Des chercheurs du laboratoire de « Génomique et Biochimie du Métabolisme », ont développé une approche génomique à haut débit qui démontre, pour la première fois, la grande diversité des activités enzymatiques permettant à une bactérie de fermenter différents types de biomasse végétale. Ils ont appliqué une approche pluridisciplinaire leur permettant d’identifier les différentes enzymes impliquées dans ce processus chez la bactérie Clostridium phytofermentans. Ces travaux, publiés le 13 novembre 2014 dans la revue PLOS Genetics, ouvrent la voie au développement des mélanges enzymatiques et des microorganismes génétiquement modifiés, en vue de la production industrielle de biocarburants et de bioproduits, à partir de la biomasse végétale.
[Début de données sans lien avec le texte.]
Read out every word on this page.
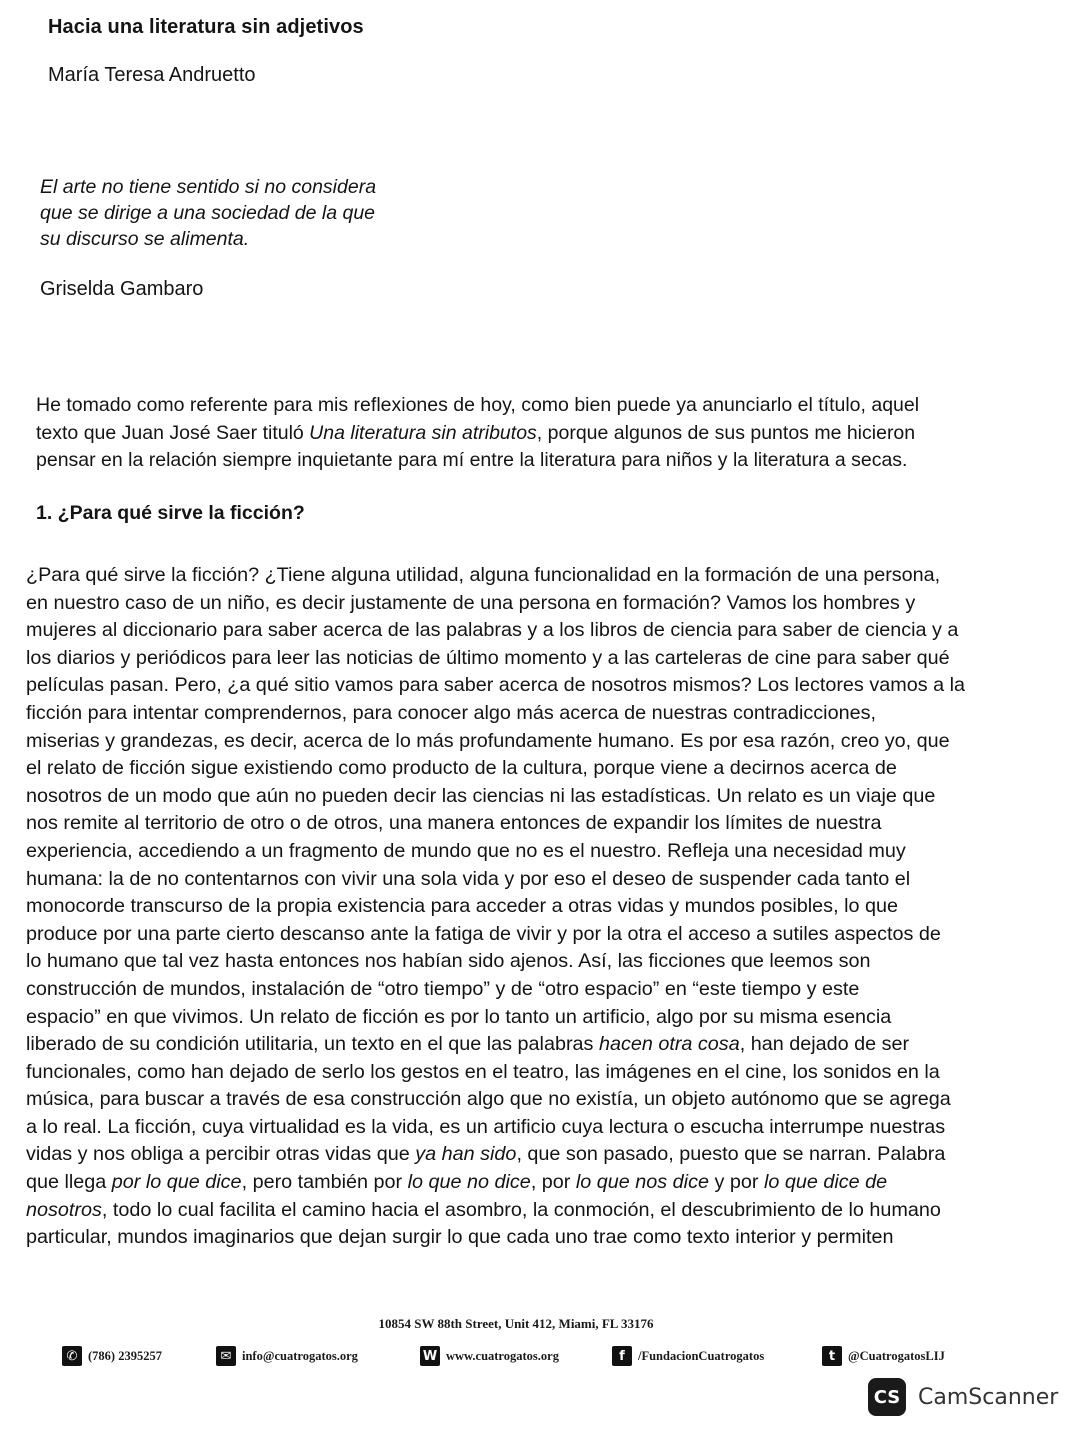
Hacia una literatura sin adjetivos
María Teresa Andruetto
El arte no tiene sentido si no considera
que se dirige a una sociedad de la que
su discurso se alimenta.
Griselda Gambaro
He tomado como referente para mis reflexiones de hoy, como bien puede ya anunciarlo el título, aquel
texto que Juan José Saer tituló Una literatura sin atributos, porque algunos de sus puntos me hicieron
pensar en la relación siempre inquietante para mí entre la literatura para niños y la literatura a secas.
1. ¿Para qué sirve la ficción?
¿Para qué sirve la ficción? ¿Tiene alguna utilidad, alguna funcionalidad en la formación de una persona,
en nuestro caso de un niño, es decir justamente de una persona en formación? Vamos los hombres y
mujeres al diccionario para saber acerca de las palabras y a los libros de ciencia para saber de ciencia y a
los diarios y periódicos para leer las noticias de último momento y a las carteleras de cine para saber qué
películas pasan. Pero, ¿a qué sitio vamos para saber acerca de nosotros mismos? Los lectores vamos a la
ficción para intentar comprendernos, para conocer algo más acerca de nuestras contradicciones,
miserias y grandezas, es decir, acerca de lo más profundamente humano. Es por esa razón, creo yo, que
el relato de ficción sigue existiendo como producto de la cultura, porque viene a decirnos acerca de
nosotros de un modo que aún no pueden decir las ciencias ni las estadísticas. Un relato es un viaje que
nos remite al territorio de otro o de otros, una manera entonces de expandir los límites de nuestra
experiencia, accediendo a un fragmento de mundo que no es el nuestro. Refleja una necesidad muy
humana: la de no contentarnos con vivir una sola vida y por eso el deseo de suspender cada tanto el
monocorde transcurso de la propia existencia para acceder a otras vidas y mundos posibles, lo que
produce por una parte cierto descanso ante la fatiga de vivir y por la otra el acceso a sutiles aspectos de
lo humano que tal vez hasta entonces nos habían sido ajenos. Así, las ficciones que leemos son
construcción de mundos, instalación de “otro tiempo” y de “otro espacio” en “este tiempo y este
espacio” en que vivimos. Un relato de ficción es por lo tanto un artificio, algo por su misma esencia
liberado de su condición utilitaria, un texto en el que las palabras hacen otra cosa, han dejado de ser
funcionales, como han dejado de serlo los gestos en el teatro, las imágenes en el cine, los sonidos en la
música, para buscar a través de esa construcción algo que no existía, un objeto autónomo que se agrega
a lo real. La ficción, cuya virtualidad es la vida, es un artificio cuya lectura o escucha interrumpe nuestras
vidas y nos obliga a percibir otras vidas que ya han sido, que son pasado, puesto que se narran. Palabra
que llega por lo que dice, pero también por lo que no dice, por lo que nos dice y por lo que dice de
nosotros, todo lo cual facilita el camino hacia el asombro, la conmoción, el descubrimiento de lo humano
particular, mundos imaginarios que dejan surgir lo que cada uno trae como texto interior y permiten
10854 SW 88th Street, Unit 412, Miami, FL 33176
✆ (786) 2395257	✉ info@cuatrogatos.org	W www.cuatrogatos.org	f	/FundacionCuatrogatos	t	@CuatrogatosLIJ
CS CamScanner
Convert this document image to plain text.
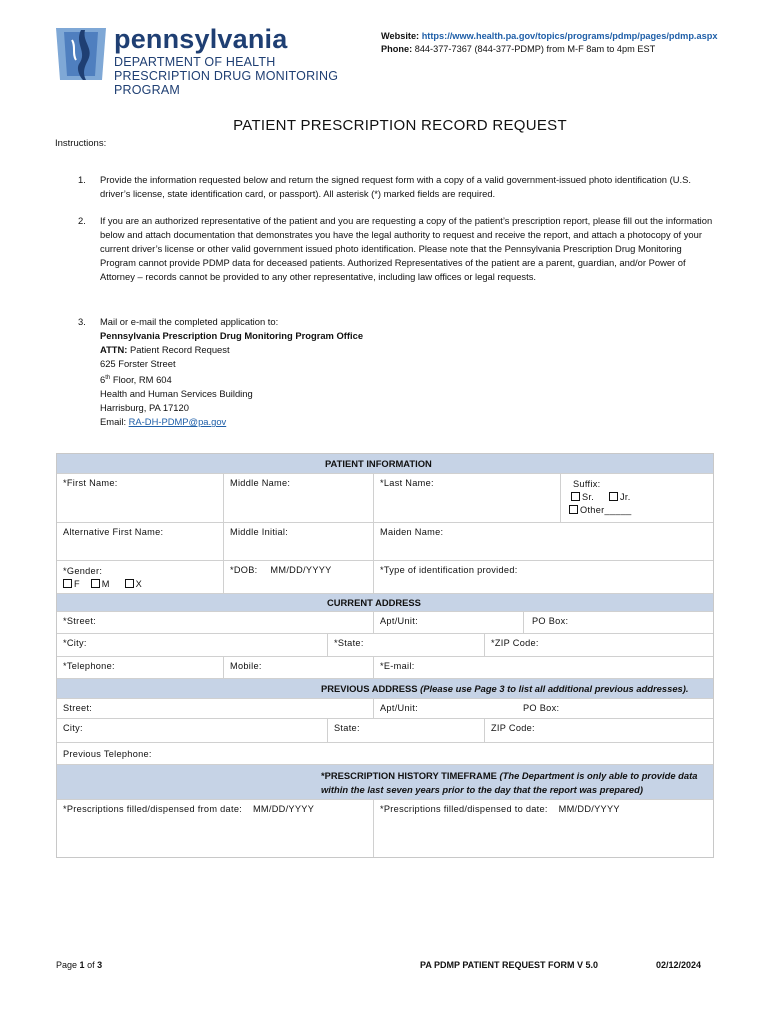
pennsylvania
DEPARTMENT OF HEALTH
PRESCRIPTION DRUG MONITORING PROGRAM
Website: https://www.health.pa.gov/topics/programs/pdmp/pages/pdmp.aspx
Phone: 844-377-7367 (844-377-PDMP) from M-F 8am to 4pm EST
PATIENT PRESCRIPTION RECORD REQUEST
Instructions:
1. Provide the information requested below and return the signed request form with a copy of a valid government-issued photo identification (U.S. driver’s license, state identification card, or passport). All asterisk (*) marked fields are required.
2. If you are an authorized representative of the patient and you are requesting a copy of the patient’s prescription report, please fill out the information below and attach documentation that demonstrates you have the legal authority to request and receive the report, and attach a photocopy of your current driver’s license or other valid government issued photo identification. Please note that the Pennsylvania Prescription Drug Monitoring Program cannot provide PDMP data for deceased patients. Authorized Representatives of the patient are a parent, guardian, and/or Power of Attorney – records cannot be provided to any other representative, including law offices or legal requests.
3. Mail or e-mail the completed application to:
Pennsylvania Prescription Drug Monitoring Program Office
ATTN: Patient Record Request
625 Forster Street
6th Floor, RM 604
Health and Human Services Building
Harrisburg, PA 17120
Email: RA-DH-PDMP@pa.gov
PATIENT INFORMATION
*First Name:	Middle Name:	*Last Name:	Suffix:
Sr.	Jr.
Other_____
Alternative First Name:	Middle Initial:	Maiden Name:
*Gender:
F M	X
*DOB: MM/DD/YYYY	*Type of identification provided:
CURRENT ADDRESS
*Street:	Apt/Unit:	PO Box:
*City:	*State:	*ZIP Code:
*Telephone:	Mobile:	*E-mail:
PREVIOUS ADDRESS (Please use Page 3 to list all additional previous addresses).
Street:	Apt/Unit:	PO Box:
City:	State:	ZIP Code:
Previous Telephone:
*PRESCRIPTION HISTORY TIMEFRAME (The Department is only able to provide data
within the last seven years prior to the day that the report was prepared)
*Prescriptions filled/dispensed from date: MM/DD/YYYY	*Prescriptions filled/dispensed to date: MM/DD/YYYY
Page 1 of 3	PA PDMP PATIENT REQUEST FORM V 5.0	02/12/2024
Le LGBM travaille à la caractérisation d’enzymes microbiennes ayant le potentiel de transformer la biomasse cellulosique1 en énergie et bioproduits renouvelables.
Andew Tolonen et son équipe se concentrent principalement sur
Clostridium phytofermentans, une bactérie récemment isolée du sol forestier, qui fermente les débris végétaux en éthanol et hydrogène. L'analyse de la séquence de son génome a révélé que cet organisme possède une formidable diversité d'enzymes (171 au total), pouvant potentiellement modifier et dégrader les polysaccharides végétaux. Les plantes sont composées de plusieurs types de polysaccharides, dont chacun est dépolymérisé par différentes enzymes.
Nous avons montré qu'une des spécificités de
Clostridium phytofermentans est de métaboliser efficacement la biomasse, grâce à sa capacité à décomposer, puis fermenter une grande diversité de polysaccharides. Par une approche intégrant criblage enzymatique, séquençage de l'ARN3 et mesures de croissance, Andrew Tolonen et ses collaborateurs ont constaté que
Clostridium phytofermentans dégrade efficacement de nombreux types de polysaccharides2 végétaux, y compris la cellulose, les xylanes, mannanes, arabinanes, et galactanes. Ils ont ainsi pu identifier les différentes enzymes produites par
Clostridium phytofermentans lorsqu'elle est cultivée sur chaque polysaccharide végétal, en observant la façon dont les gènes sont spécifiquement exprimés lorsque la bactérie dégrade tel ou tel type de polysaccharide. Les 56 enzymes les plus exprimés ont ensuite été purifiés. Parmi ces 56 enzymes, les chercheurs sont parvenus à préciser le rôle de 32 d’entre elles dans la dégradation de la biomasse.
© A.Tolonen/CEA
L'équipe a par ailleurs constaté que la dégradation des polysaccharides nécessite souvent l'action combinée de plusieurs enzymes. Les chercheurs ont alors composé des «cocktails enzymatiques» en combinant différentes enzymes qui opèrent en synergie pour dégrader les polysaccharides végétaux. Cette étude démontre la complexité des stratégies utilisées par les bactéries pour dégrader la biomasse. Ces résultats faciliteront par la suite l'ingénierie des mélanges enzymatiques et des microbes modifiés pour la production industrielle de biocarburants et de bioproduits à partir de la biomasse végétale.
1 Biomasse végétale non-comestible par l’Homme.
2 Polymère de sucres
3 Méthode de séquençage permettant de définir quelles enzymes sont synthétisées dans la cellule étudiée.